The Common Reading Committee is pleased to announce Why We Can't Wait by Dr. Martin Luther King, Jr. as the Elon common reading for 2015-16. If you’ve never read an extended text by MLK, this will be a mind-expanding experience. The book is a timeless classic, the sort of work that everyone should read at least once. King presents intellectual and historical arguments for how to achieve a more just society while highlighting the civil rights movement and the campaign in Birmingham, Alabama. The book’s messages resonate strongly with modern events/conditions happening all around us, both in our local community and around the world, creating opportunities for discussions about civil rights, equality, civil disobedience, leadership models, poverty, and many other themes.

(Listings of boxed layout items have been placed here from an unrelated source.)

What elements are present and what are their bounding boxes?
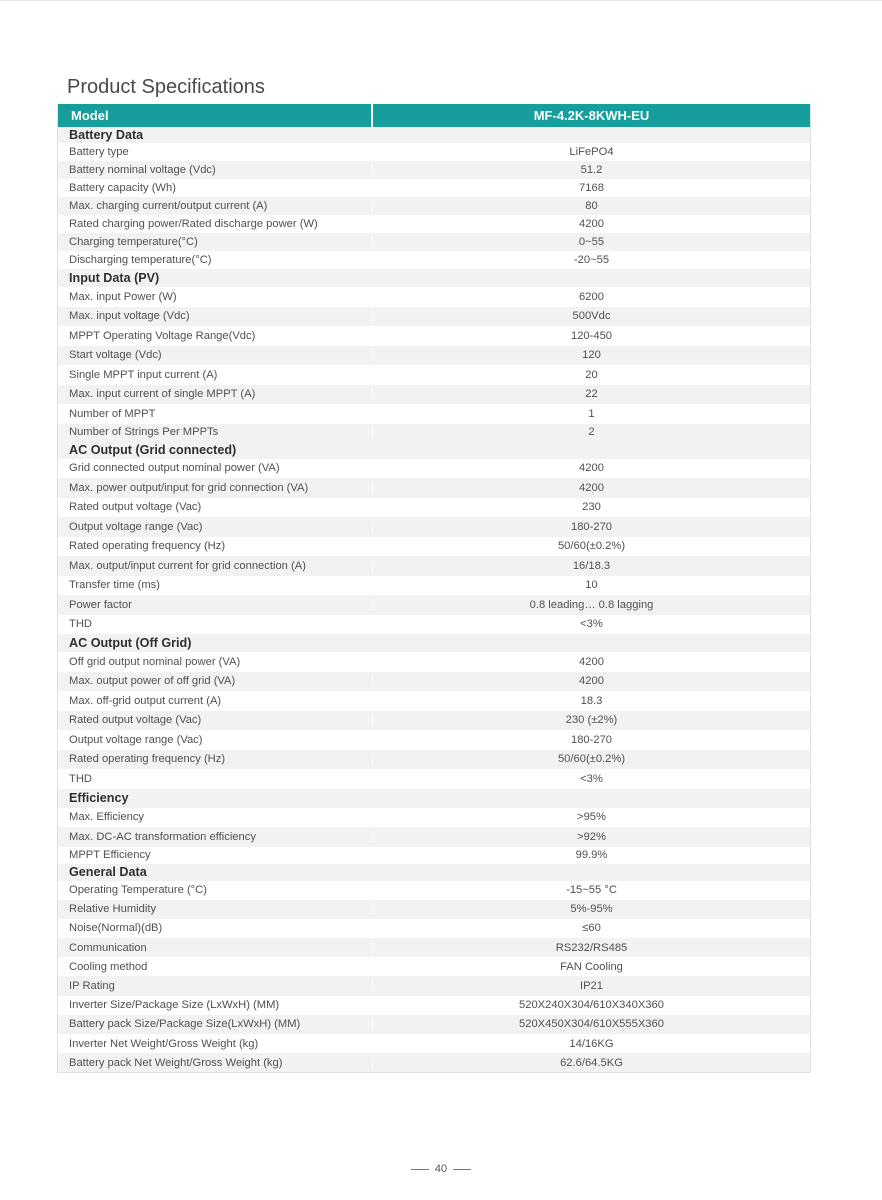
spec-label: THD bbox=[58, 773, 373, 785]
table-row bbox=[58, 498, 810, 518]
spec-value: 4200 bbox=[579, 481, 604, 494]
table-row bbox=[58, 365, 810, 385]
table-row bbox=[58, 287, 810, 307]
section-title: Input Data (PV) bbox=[58, 269, 810, 287]
model-header-value: MF-4.2K-8KWH-EU bbox=[533, 108, 650, 123]
spec-label: Operating Temperature (°C) bbox=[58, 884, 373, 896]
spec-value: 16/18.3 bbox=[572, 559, 611, 572]
spec-label: Rated output voltage (Vac) bbox=[58, 501, 373, 513]
spec-label: Max. input Power (W) bbox=[58, 291, 373, 303]
spec-value: 50/60(±0.2%) bbox=[557, 540, 626, 553]
table-row bbox=[58, 385, 810, 405]
table-row bbox=[58, 827, 810, 847]
table-row bbox=[58, 808, 810, 828]
spec-value: 6200 bbox=[579, 290, 604, 303]
spec-value: IP21 bbox=[579, 980, 603, 993]
spec-value: 4200 bbox=[579, 655, 604, 668]
spec-label: Max. DC-AC transformation efficiency bbox=[58, 831, 373, 843]
spec-label: Battery pack Size/Package Size(LxWxH) (MM) bbox=[58, 1018, 373, 1030]
top-divider bbox=[0, 0, 882, 1]
spec-label: Battery pack Net Weight/Gross Weight (kg) bbox=[58, 1057, 373, 1069]
spec-value: 0~55 bbox=[578, 236, 605, 248]
spec-label: Battery nominal voltage (Vdc) bbox=[58, 164, 373, 176]
spec-label: Rated output voltage (Vac) bbox=[58, 714, 373, 726]
spec-label: Rated operating frequency (Hz) bbox=[58, 753, 373, 765]
spec-label: THD bbox=[58, 618, 373, 630]
table-row bbox=[58, 346, 810, 366]
table-row bbox=[58, 900, 810, 919]
spec-label: Charging temperature(°C) bbox=[58, 236, 373, 248]
spec-label: Cooling method bbox=[58, 961, 373, 973]
spec-value: FAN Cooling bbox=[560, 960, 623, 973]
spec-value: 230 bbox=[582, 501, 601, 514]
spec-label: Max. input voltage (Vdc) bbox=[58, 310, 373, 322]
spec-value: 120 bbox=[582, 349, 601, 362]
spec-value: 20 bbox=[585, 368, 598, 381]
table-row bbox=[58, 938, 810, 957]
spec-label: Inverter Net Weight/Gross Weight (kg) bbox=[58, 1038, 373, 1050]
table-row bbox=[58, 478, 810, 498]
table-row bbox=[58, 233, 810, 251]
spec-value: >95% bbox=[577, 811, 606, 824]
section-title: General Data bbox=[58, 864, 810, 881]
table-row bbox=[58, 307, 810, 327]
table-row bbox=[58, 1053, 810, 1072]
table-row bbox=[58, 404, 810, 424]
spec-value: 180-270 bbox=[570, 733, 613, 746]
spec-label: Output voltage range (Vac) bbox=[58, 734, 373, 746]
spec-label: Transfer time (ms) bbox=[58, 579, 373, 591]
spec-value: 520X450X304/610X555X360 bbox=[519, 1018, 664, 1031]
footer-dash-left bbox=[411, 1169, 429, 1170]
spec-label: Battery type bbox=[58, 146, 373, 158]
table-row bbox=[58, 197, 810, 215]
spec-label: Start voltage (Vdc) bbox=[58, 349, 373, 361]
table-row bbox=[58, 595, 810, 615]
section-title: Efficiency bbox=[58, 789, 810, 808]
spec-label: Battery capacity (Wh) bbox=[58, 182, 373, 194]
table-row bbox=[58, 881, 810, 900]
table-row bbox=[58, 1034, 810, 1053]
spec-label: Max. power output/input for grid connection (VA) bbox=[58, 482, 373, 494]
spec-value: 18.3 bbox=[580, 694, 603, 707]
spec-value: 1 bbox=[588, 407, 595, 420]
spec-label: Single MPPT input current (A) bbox=[58, 369, 373, 381]
model-header-label: Model bbox=[58, 104, 373, 127]
table-row bbox=[58, 730, 810, 750]
table-row bbox=[58, 179, 810, 197]
spec-value: >92% bbox=[577, 830, 606, 843]
table-row bbox=[58, 537, 810, 557]
table-row bbox=[58, 691, 810, 711]
spec-label: Noise(Normal)(dB) bbox=[58, 922, 373, 934]
table-row bbox=[58, 750, 810, 770]
spec-value: <3% bbox=[580, 772, 603, 785]
spec-label: Max. off-grid output current (A) bbox=[58, 695, 373, 707]
spec-value: 4200 bbox=[579, 218, 604, 230]
spec-value: LiFePO4 bbox=[569, 146, 614, 158]
spec-label: Inverter Size/Package Size (LxWxH) (MM) bbox=[58, 999, 373, 1011]
table-row bbox=[58, 143, 810, 161]
spec-label: MPPT Efficiency bbox=[58, 849, 373, 861]
table-row bbox=[58, 459, 810, 479]
table-row bbox=[58, 957, 810, 976]
spec-label: Number of Strings Per MPPTs bbox=[58, 426, 373, 438]
table-body bbox=[58, 127, 810, 1072]
spec-label: Rated operating frequency (Hz) bbox=[58, 540, 373, 552]
page-number: 40 bbox=[434, 1163, 448, 1175]
page-title: Product Specifications bbox=[67, 76, 265, 98]
table-row bbox=[58, 517, 810, 537]
spec-value: -20~55 bbox=[573, 254, 610, 266]
spec-label: Max. output power of off grid (VA) bbox=[58, 675, 373, 687]
table-row bbox=[58, 1015, 810, 1034]
table-row bbox=[58, 576, 810, 596]
spec-value: ≤60 bbox=[582, 922, 601, 935]
spec-value: RS232/RS485 bbox=[555, 941, 628, 954]
table-row bbox=[58, 326, 810, 346]
spec-label: Off grid output nominal power (VA) bbox=[58, 656, 373, 668]
section-title: AC Output (Off Grid) bbox=[58, 634, 810, 652]
table-row bbox=[58, 976, 810, 995]
spec-value: 62.6/64.5KG bbox=[560, 1056, 623, 1069]
spec-value: 520X240X304/610X340X360 bbox=[519, 999, 664, 1012]
table-row bbox=[58, 711, 810, 731]
spec-label: Grid connected output nominal power (VA) bbox=[58, 462, 373, 474]
page-footer bbox=[0, 1163, 882, 1175]
spec-value: 0.8 leading… 0.8 lagging bbox=[529, 598, 654, 611]
spec-value: 500Vdc bbox=[572, 310, 611, 323]
spec-table bbox=[57, 104, 811, 1073]
spec-value: 99.9% bbox=[575, 849, 608, 861]
table-row bbox=[58, 996, 810, 1015]
spec-value: 4200 bbox=[579, 675, 604, 688]
table-row bbox=[58, 847, 810, 864]
spec-label: Communication bbox=[58, 942, 373, 954]
spec-value: 22 bbox=[585, 388, 598, 401]
spec-value: 230 (±2%) bbox=[565, 714, 618, 727]
table-row bbox=[58, 556, 810, 576]
footer-dash-right bbox=[453, 1169, 471, 1170]
spec-value: 80 bbox=[585, 200, 598, 212]
spec-value: 5%-95% bbox=[570, 903, 613, 916]
spec-value: 14/16KG bbox=[569, 1037, 614, 1050]
spec-label: Power factor bbox=[58, 599, 373, 611]
table-row bbox=[58, 652, 810, 672]
spec-value: 10 bbox=[585, 579, 598, 592]
table-row bbox=[58, 161, 810, 179]
spec-value: 7168 bbox=[579, 182, 604, 194]
spec-value: 50/60(±0.2%) bbox=[557, 753, 626, 766]
spec-value: <3% bbox=[580, 618, 603, 631]
section-title: Battery Data bbox=[58, 127, 810, 143]
table-row bbox=[58, 251, 810, 269]
table-row bbox=[58, 919, 810, 938]
table-header bbox=[58, 104, 810, 127]
spec-value: 2 bbox=[588, 426, 595, 438]
spec-label: Rated charging power/Rated discharge power (W) bbox=[58, 218, 373, 230]
spec-value: 120-450 bbox=[570, 329, 613, 342]
spec-label: MPPT Operating Voltage Range(Vdc) bbox=[58, 330, 373, 342]
spec-label: Max. input current of single MPPT (A) bbox=[58, 388, 373, 400]
spec-label: Max. output/input current for grid connection (A) bbox=[58, 560, 373, 572]
spec-label: Max. charging current/output current (A) bbox=[58, 200, 373, 212]
table-row bbox=[58, 769, 810, 789]
table-row bbox=[58, 672, 810, 692]
spec-label: Number of MPPT bbox=[58, 408, 373, 420]
spec-label: Relative Humidity bbox=[58, 903, 373, 915]
spec-label: IP Rating bbox=[58, 980, 373, 992]
table-row bbox=[58, 424, 810, 441]
table-row bbox=[58, 215, 810, 233]
spec-value: 180-270 bbox=[570, 520, 613, 533]
spec-value: -15~55 °C bbox=[566, 884, 617, 897]
spec-label: Max. Efficiency bbox=[58, 811, 373, 823]
spec-label: Discharging temperature(°C) bbox=[58, 254, 373, 266]
spec-value: 4200 bbox=[579, 462, 604, 475]
table-row bbox=[58, 615, 810, 635]
spec-label: Output voltage range (Vac) bbox=[58, 521, 373, 533]
spec-value: 51.2 bbox=[580, 164, 603, 176]
section-title: AC Output (Grid connected) bbox=[58, 441, 810, 459]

Excerpt from Why We Can't Wait:
“Perhaps it is easy for those who have never felt the stinging darts of segregation to say, ‘Wait.’ But when you have seen vicious mobs lynch your mothers and fathers at will and drown your sisters and brothers at whim…when you see the vast majority of twenty million Negro brothers smothering in an airtight cage of poverty in the midst of an affluent society; when you suddenly find your tongue twisted and your speech stammering as you seek to explain to your six-year-old daughter why she can’t go to the public amusement park that has just been advertised on television, and see tears welling up in her eyes when she is told that Funtown is closed to colored children, and see ominous clouds of inferiority beginning to form in her little mental sky…when you take a cross-country drive and find it necessary to sleep night after night in the uncomfortable corners of your automobile because no motel will accept you…when…your wife and mother are never given the respected title ‘Mrs.’…when you are forever fighting a degenerating sense of ‘nobodiness’—then you will understand why we find it difficult to wait. There comes a time when the cup of endurance runs over, and men are no longer willing to be plunged into the abyss of despair.”